Status check results are
  • Create a new emojivoto-ingress.yaml file and add the following YAML content (see Linkerd’s ingress task documentation for the ngrok example). It defines the ngrok Kubernetes Operator for routing traffic on your NGROK_DOMAIN to the web-svc deployment you created when deploying Emojivoto.
    Edit line 9 of the manifest below (the NGROK_DOMAIN variable) with your ngrok subdomain (for example, one-two-three.ngrok.app).
    showLineNumbers
    apiVersion: networking.k8s.io/v1
kind: Ingress
metadata:
  name: emojivoto-ingress
  namespace: emojivoto
spec:
  ingressClassName: ngrok
  rules:
    - host: <NGROK_DOMAIN>
      http:
        paths:
          - path: /
            pathType: Prefix
            backend:
              service:
                name: web-svc
                port:
                  number: 80
  • Apply the emojivoto-ingress.yaml manifest you just created. 
    kubectl apply -f emojivoto-ingress.yaml
    Give your cluster a few moments to launch the necessary resources and for ngrok’s cloud service to pick up the new tunnel.
    Troubleshooting: If you see an error when applying the manifest, double-check that you’ve updated the NGROK_DOMAIN value and try again.
  • Access your Emojivoto application by navigating to your ngrok domain (for example, https://one-two-three.ngrok.app) in your browser.

Add Linkerd’s dashboard to verify meshing and mTLS

Given that one of the key benefits of a service mesh is increased observability, and the inherent security enhancements that come from mTLS connections between your microservices, you’ll want to double-check that your deployments and pods are properly meshed.
  • Install the Linkerd dashboard. 
    linkerd viz install | kubectl apply -f -
  • To verify mTLS, restart all pods in the emojivoto namespace to enable tapping. 
    kubectl -n emojivoto rollout restart deploy
  • Use Linkerd’s tap feature: run linkerd viz -n emojivoto tap deploy to stream traffic from all pods in the emojivoto namespace to your terminal.
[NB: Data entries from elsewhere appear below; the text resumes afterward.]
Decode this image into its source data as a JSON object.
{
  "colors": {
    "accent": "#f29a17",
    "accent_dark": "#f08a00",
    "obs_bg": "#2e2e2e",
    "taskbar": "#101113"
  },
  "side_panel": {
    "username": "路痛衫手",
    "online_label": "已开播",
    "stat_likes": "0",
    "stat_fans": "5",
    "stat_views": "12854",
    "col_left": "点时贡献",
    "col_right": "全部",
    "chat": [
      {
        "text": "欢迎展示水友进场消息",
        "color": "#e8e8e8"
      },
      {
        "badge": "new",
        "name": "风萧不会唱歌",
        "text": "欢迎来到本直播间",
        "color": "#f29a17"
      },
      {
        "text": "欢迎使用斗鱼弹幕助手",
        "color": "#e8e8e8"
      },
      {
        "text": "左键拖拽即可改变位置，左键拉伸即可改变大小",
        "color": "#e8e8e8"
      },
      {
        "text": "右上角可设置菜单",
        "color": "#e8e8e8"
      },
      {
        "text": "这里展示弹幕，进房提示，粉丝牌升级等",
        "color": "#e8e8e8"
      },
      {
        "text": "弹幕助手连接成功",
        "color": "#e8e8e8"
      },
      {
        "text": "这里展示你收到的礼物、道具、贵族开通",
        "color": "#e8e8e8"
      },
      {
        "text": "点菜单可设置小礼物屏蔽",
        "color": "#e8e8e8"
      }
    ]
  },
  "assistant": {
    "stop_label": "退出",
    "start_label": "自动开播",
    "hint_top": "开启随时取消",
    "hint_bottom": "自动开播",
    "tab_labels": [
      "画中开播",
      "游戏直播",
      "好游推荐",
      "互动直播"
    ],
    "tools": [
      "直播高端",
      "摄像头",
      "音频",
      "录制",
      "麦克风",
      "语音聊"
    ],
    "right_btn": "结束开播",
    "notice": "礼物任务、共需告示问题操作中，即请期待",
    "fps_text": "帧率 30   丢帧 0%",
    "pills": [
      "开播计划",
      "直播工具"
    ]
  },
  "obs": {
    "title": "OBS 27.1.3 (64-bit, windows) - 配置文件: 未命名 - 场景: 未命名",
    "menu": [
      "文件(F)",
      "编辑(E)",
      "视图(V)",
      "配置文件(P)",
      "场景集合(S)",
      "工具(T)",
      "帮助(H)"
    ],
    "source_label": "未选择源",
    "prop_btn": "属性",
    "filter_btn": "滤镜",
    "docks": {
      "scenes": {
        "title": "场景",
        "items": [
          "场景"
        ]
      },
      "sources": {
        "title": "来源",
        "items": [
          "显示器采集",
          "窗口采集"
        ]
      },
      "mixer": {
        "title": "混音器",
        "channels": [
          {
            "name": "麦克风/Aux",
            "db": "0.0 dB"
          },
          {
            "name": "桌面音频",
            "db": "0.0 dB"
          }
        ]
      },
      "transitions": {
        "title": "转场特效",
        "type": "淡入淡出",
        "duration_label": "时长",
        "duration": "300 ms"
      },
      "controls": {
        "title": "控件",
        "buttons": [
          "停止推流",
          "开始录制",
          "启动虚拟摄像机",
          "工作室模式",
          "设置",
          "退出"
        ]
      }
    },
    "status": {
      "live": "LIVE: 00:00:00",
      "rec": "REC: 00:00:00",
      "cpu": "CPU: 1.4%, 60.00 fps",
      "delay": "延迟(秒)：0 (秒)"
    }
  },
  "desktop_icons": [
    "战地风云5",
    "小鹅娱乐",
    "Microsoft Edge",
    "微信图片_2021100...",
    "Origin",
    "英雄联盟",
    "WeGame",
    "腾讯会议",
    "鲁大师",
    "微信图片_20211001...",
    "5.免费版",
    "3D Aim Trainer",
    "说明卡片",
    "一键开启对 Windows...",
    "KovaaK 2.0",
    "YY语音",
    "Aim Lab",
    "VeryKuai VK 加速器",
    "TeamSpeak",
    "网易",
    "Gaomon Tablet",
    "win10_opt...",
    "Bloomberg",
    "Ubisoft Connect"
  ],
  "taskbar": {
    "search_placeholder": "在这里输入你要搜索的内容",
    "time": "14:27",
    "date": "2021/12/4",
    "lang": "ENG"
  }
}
The Emojivoto app generates traffic automatically, so you’ll see a consistent stream of requests. 
    linkerd viz -n emojivoto tap deploy
...
req id=0:11 proxy=out src=10.244.0.15:43706 dst=10.244.0.2:8080 tls=true :method=POST :authority=emoji-svc.emojivoto:8080 :path=/emojivoto.v1.EmojiService/ListAll
    You should see tls=true in all of these requests between these pods. You can also use kubectl get pods -o wide to see the IP address of each pod, which lets you verify the source and destination of each request. For example, the request shown above is the web-svc service sending a POST request, with mTLS enabled, to the emoji-svc service, which maintains and stores the votes database.
  • Run linkerd viz dashboard & to open the Linkerd dashboard in your browser. The default dashboard shows golden metrics (success rates, traffic, latencies per namespace) and the number of meshed pods per namespace. Some of the auto-generated traffic is designed to fail, which shows how to use the dashboard to debug pod-to-pod issues.

What’s next?

You’ve now integrated a demo microservices application with Linkerd’s service mesh and ngrok’s Kubernetes Operator to add multiple new layers of security and reliability without having to worry about configuring middleware, network interfaces, mTLS, or deploying new monitoring services for observing the external behavior of your code. After deploying this local demo, you have a few options for moving forward.

Clean up

To clean up from the work you’ve done for this local demo, you can stop and delete your minikube cluster with the minikube CLI: 
minikube stop -p ngrok-linkerd
minikube delete -p ngrok-linkerd
Then remove the Linkerd CLI from your local workstation: 
rm -rf $HOME/.linkerd2

Extend your ngrok Kubernetes Operator and Linkerd integration

For production and real-world applications, explore installing Linkerd with Helm and production runbooks. In more complex scenarios, you can follow the same steps to install the ngrok Kubernetes Operator and configure an Ingress so ngrok’s cloud service handles routing and middleware for simplicity, global load balancing, and automatic encryption. See the ngrok Kubernetes Operator GitHub repository and project documentation for more details.